Photo of mushrooms in grass, example photo.
Two clicks and I didn’t have to manually insert the path to the asset on my server. Nice!


I have a love-hate relationship with PHP (and JavaScript for that matter). I hate it in the same way that I hate x86: it’s a platypus that succeeds in spite of its uniqueness not because of it. Consider for example Caddy, our web server. It’s asynchronous like JavaScript, but there is no global interpreter lock or single threaded event loop. It’s featureful, low resource, memory safe, and it can exploit as much parallelism as the hardware and software architecture permit with its excellent goroutines. Garbage collection largely eliminates memory leaks. Go is a really great answer to server space issues without even touching the static, dependency-free, self-contained binaries.

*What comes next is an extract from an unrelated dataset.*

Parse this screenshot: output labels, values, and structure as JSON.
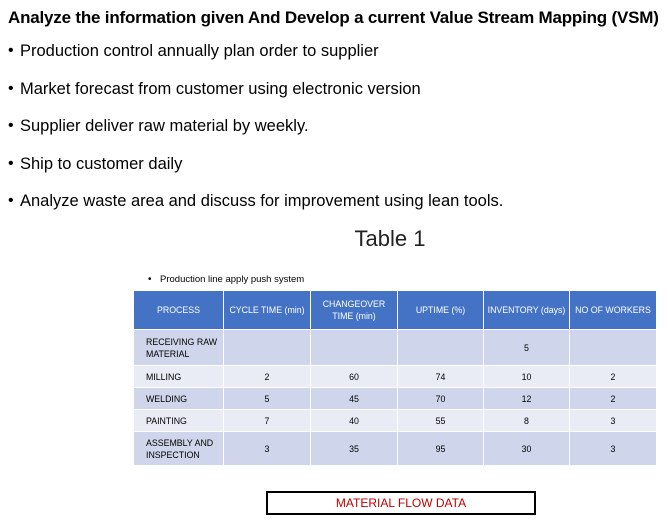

But PHP? Worker processes. Max requests. Extensions. It works but man, it’s not sexy. Greater developers than I have served quite literally billions of users with PHP at the core. PHP is the internet in the powerful sense that x86 is the desktop computer.

I think I struggled because I’m not a web guy, and I use a less common configuration of Caddy and PHP compared to the much more popular Apache. Nobody told me I had to serve files as well as the results of the PHP application. Like in many fields, I found a chasm between expert books and novice tutorials where I didn’t understand the expert resources but the novice examples made assumptions I didn’t. I want Caddy because I love Go, I want a more modernized configuration interface through JSON, and taking a strong stance on enforcing HTTPS matters.

I characterize my final configuration as “simple, if you know what you’re doing.” There are no hacks or clever shortcuts, no fancy customization beyond careful configuration choices. For example, the server is lazy, only running worker processes when needed because this site is idle almost all the time. I would shut
down the database too if I could get away with it because visitors should be preciously rare, but the startup time is quite long. If anyone reads this even once, that’s pretty incredible, ergo I have to do this for myself and the maybe.

Hosting this server myself is one of those things I do because I can, because I want to, because I’m getting older and want to experience the Internet from a new angle.